Most of the Funding for Food and Beverage Industry
Mayor Joe Hogsett and the Indy Chamber created a rapid-release loan fund for small businesses in central Indiana that have been hurt by the COVID-19 outbreak. The goal is to raise $10 million for the fund.
Nearly $3 million has already been committed to the fund, including $1 million from Indianapolis-based Anthem Inc. and $1.5 million from the city of Indianapolis. The Indy Chamber said it is calling on the business and philanthropic community to help it reach its $10 million goal.
The city’s contribution includes $500,000 from the Indianapolis Local Public Improvement Bond Bank and $1 million from the Capital Improvement Board. The CIB funding has been earmarked for the food and beverage industry, which has been hit hard by restrictions related to the pandemic.
CIB-funded loans will offer working capital to existing food and beverage industry entrepreneurs to keep their businesses afloat, providing bridge loans while traditional financing or disaster recovery loans from the U.S. Small Business Administration materialize, which is expected to take four to six weeks.
Other initial funders include the Indy Chamber, which contributed $300,000, and LISC Indianapolis, which gave $75,000.
The announced commitments, combined with the loan fund’s existing $840,000 balance, bring the fund to just more than $3.7 million.
Businesses in the nine-county region will be eligible for loans. Loans will range from $1,000 to $25,000, depending on need.
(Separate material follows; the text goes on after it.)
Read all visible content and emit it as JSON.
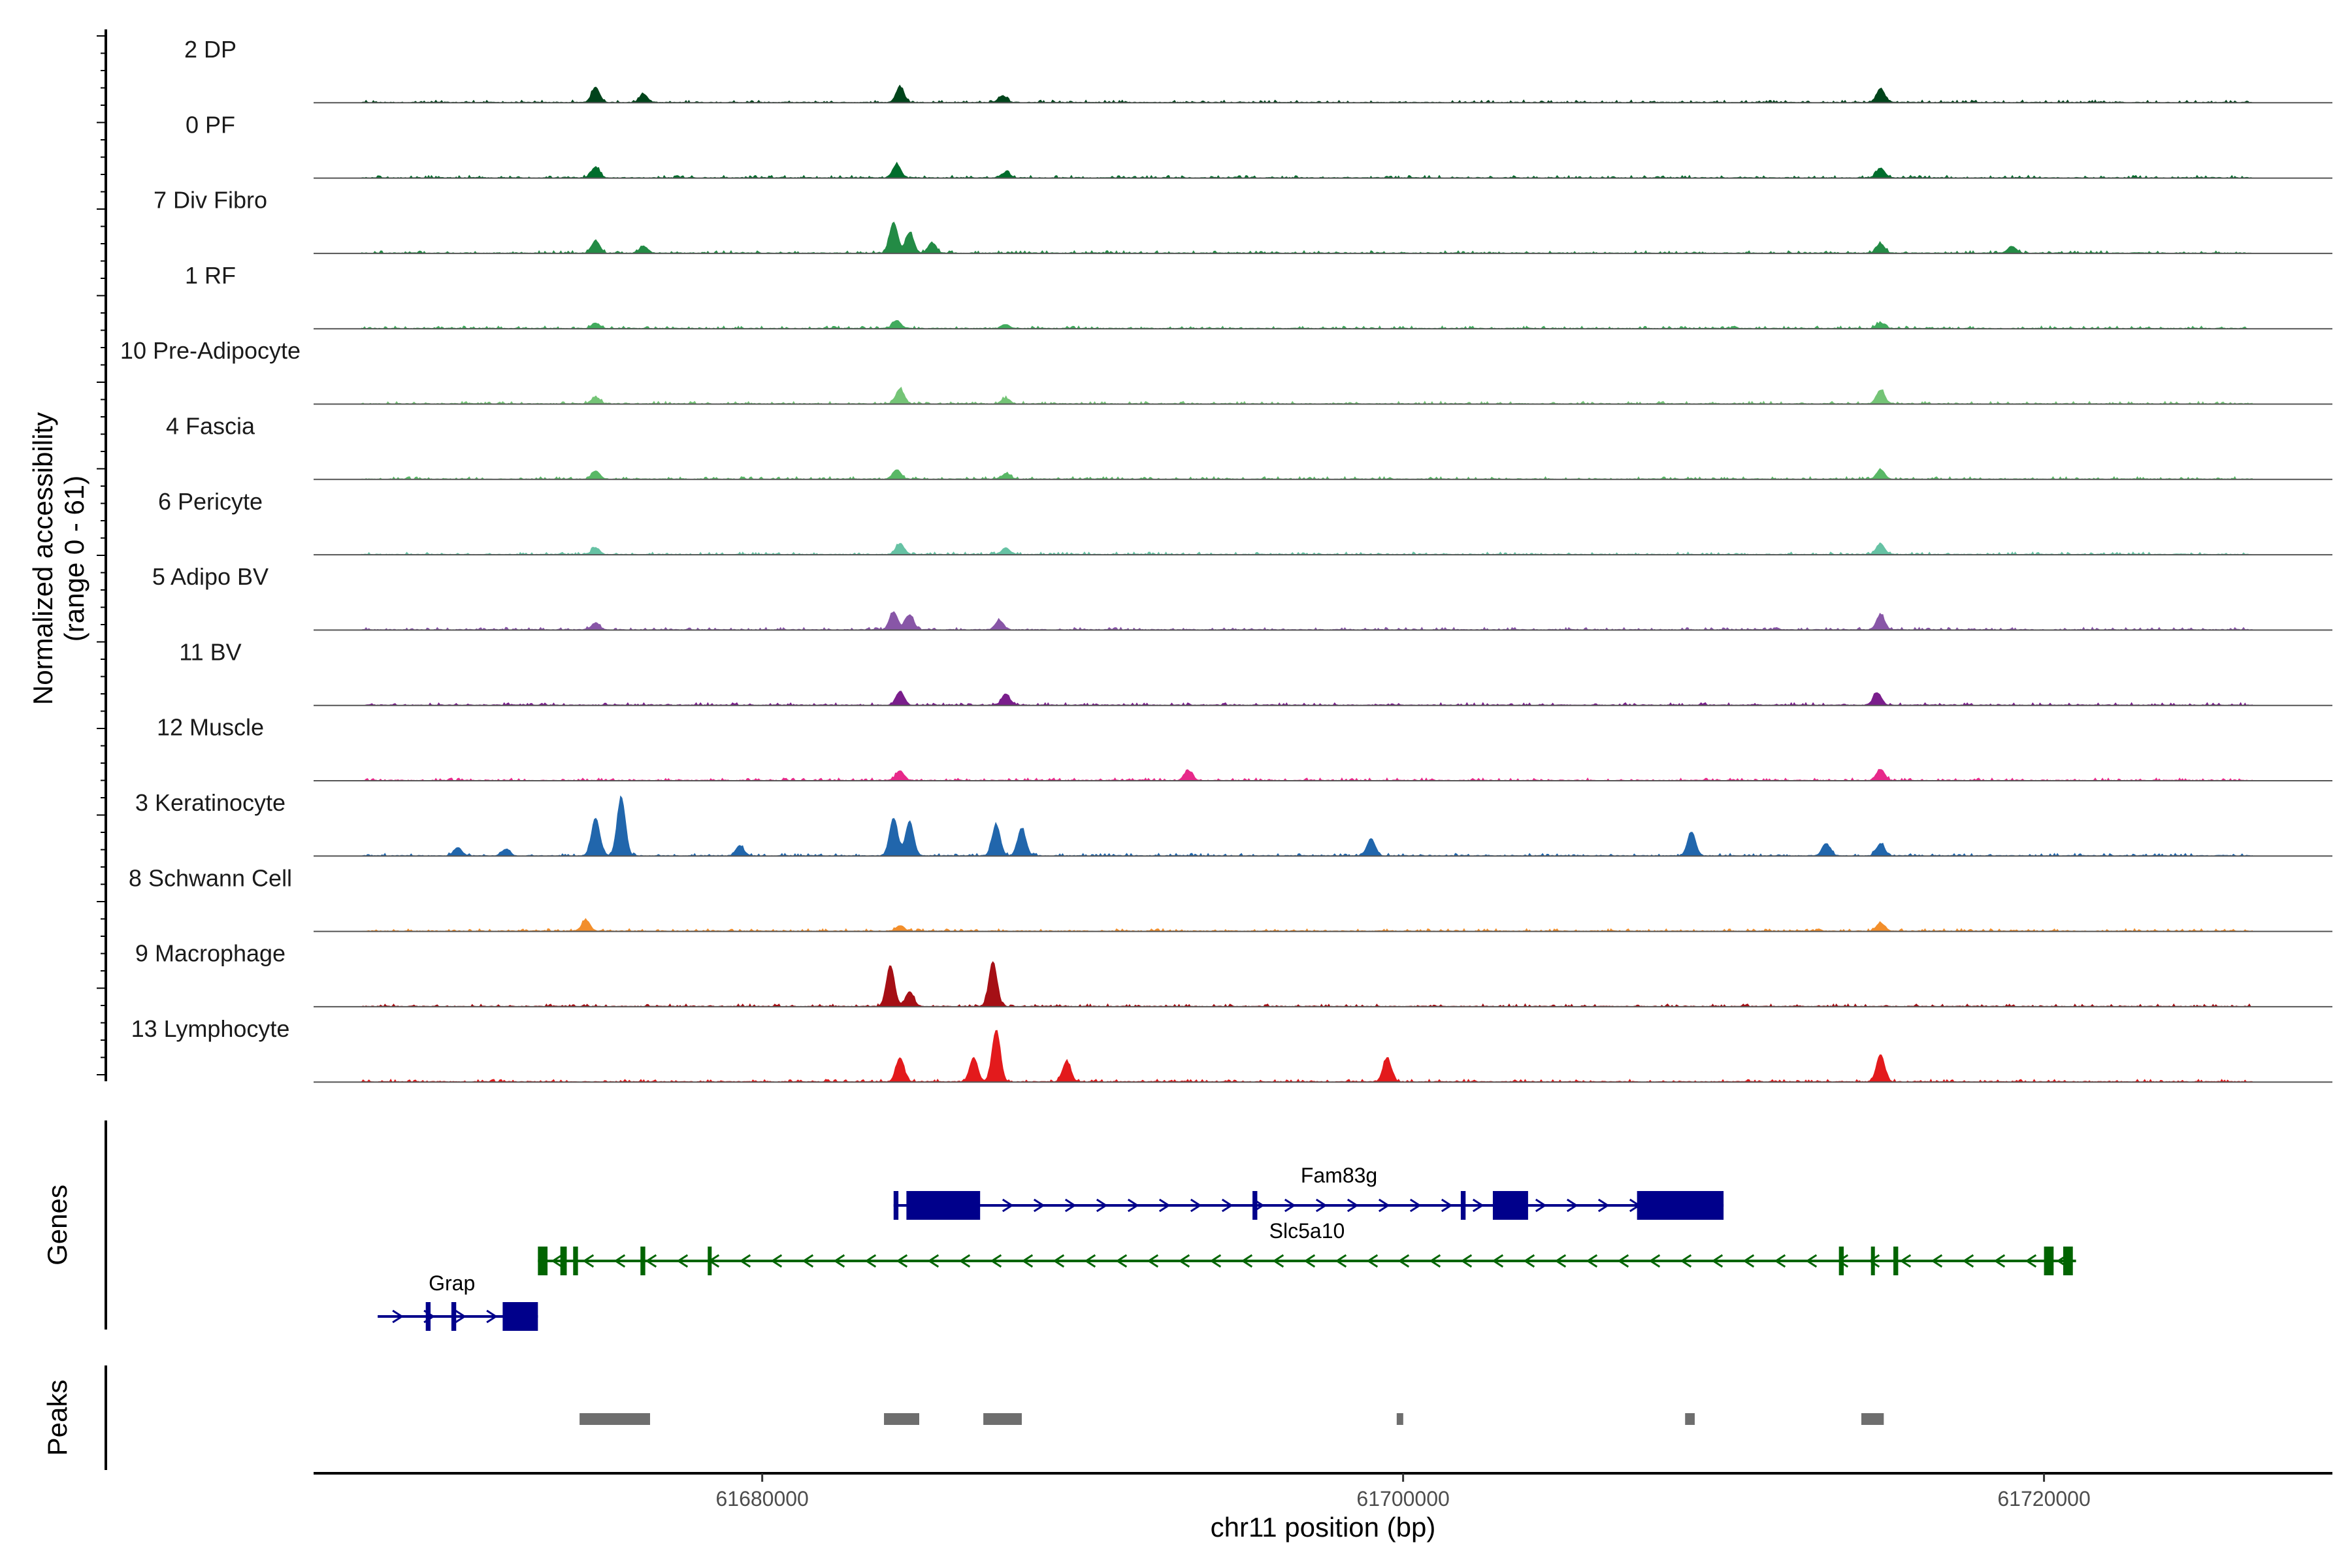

The Rapid Response Loan Fund will be administered by the chamber’s Business Ownership Initiative (BOI) and other partners. BOI recently pivoted its focus to emergency assistance for small businesses affected by COVID-19 via free one-on-one business coaching and access to lending capital.
Indy Chamber staff, as well as faculty and alumni of the IU Kelley School of Business at IUPUI, leaders of the Indianapolis Bar Association, communications professionals at Vox Global, and other experts are on call to field small business questions.